This talk presents feedback-driven adaptive algorithms for efficient scheduling of parallel jobs on multiprogrammed multiprocessors.
Multiprocessor scheduling is often structured in two levels, where a kernel-level OS allocator allots processors to jobs and a user-level task scheduler schedules the ready tasks of a job on the allotted processors. In the context of adaptive scheduling, the demand of a parallel job may scale up and down. Therefore, the number of processors allotted to a particular job should vary during the job's execution, and the task scheduler must also adapt to these changes in processor resources. For overall system efficiency, the task scheduler should provide parallelism feedback to the OS allocator to avoid situations, where a job is either allotted too many processors to use productively or it is allotted too few processors to complete without undue delay. Since the future parallelism of a job is generally unknown, how to provide effective parallelism feedback and allocate processors efficiently is a significant research challenge.

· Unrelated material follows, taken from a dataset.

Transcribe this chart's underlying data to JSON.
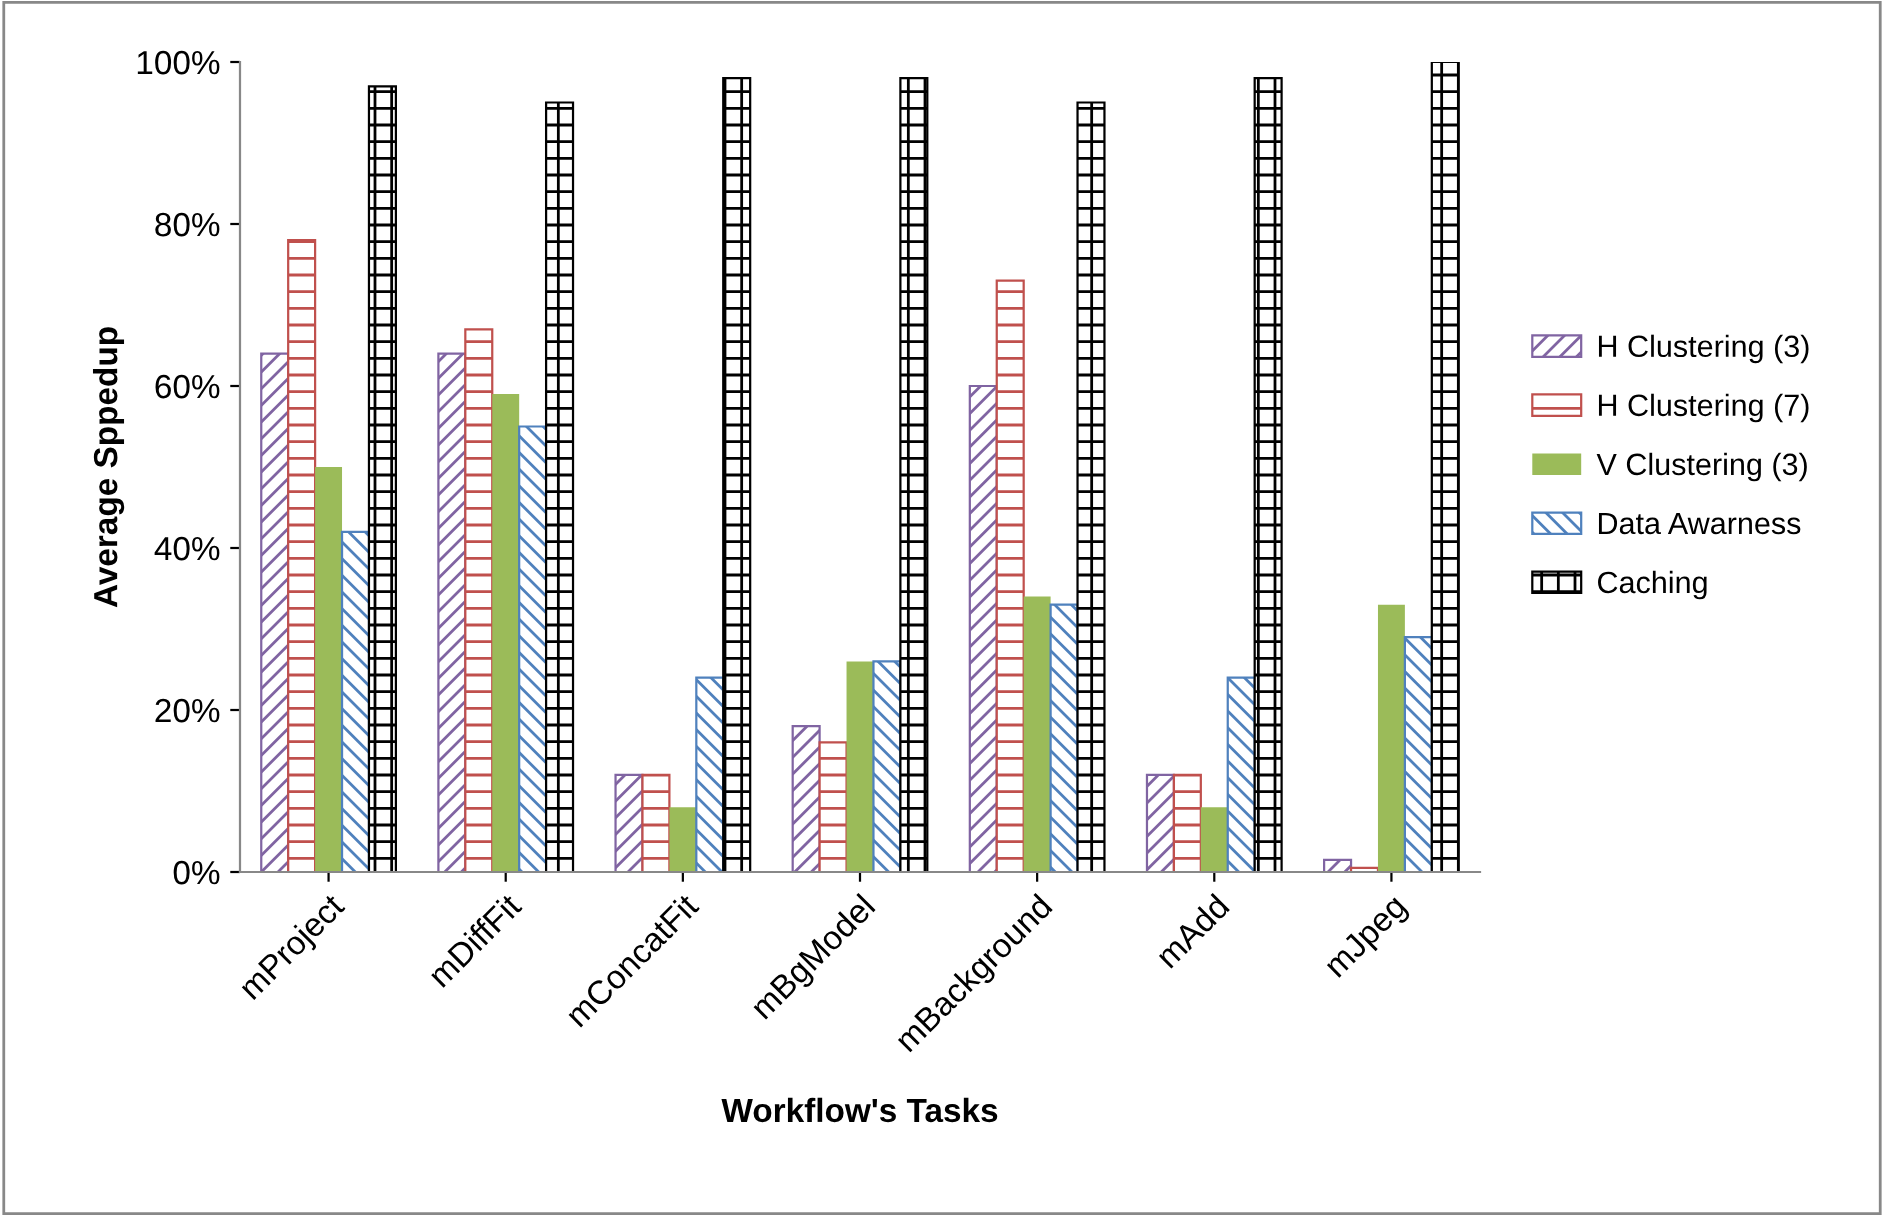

This talk provides an overview of several adaptive scheduling algorithms we have developed. The proposed schedulers operate in an online nonclairvoyant manner, oblivious to the future characteristics of a job. Firstly the task scheduler A-Greedy provides provably good history-based feedback about a job's parallelism without knowing its future. A-Greedy completes a job in near-optimal time while guaranteeing low waste. Secondly, when A-Greedy is integrated with OS allocator RAD, the two-level scheduler GRAD achieves O(1)-competitiveness against an optimal offline scheduling algorithm with respect to both mean response time and makespan for batched jobs and nonbatched jobs, respectively. GRAD is the first nonclairvoyant scheduling algorithm to offer such performance guarantees. The talk also addresses the design considerations of developing efficient adaptive scheduling algorithms, and discusses the performance improvements with a semi-clairvoyant scheduler that possesses certain information on jobs' parallelism.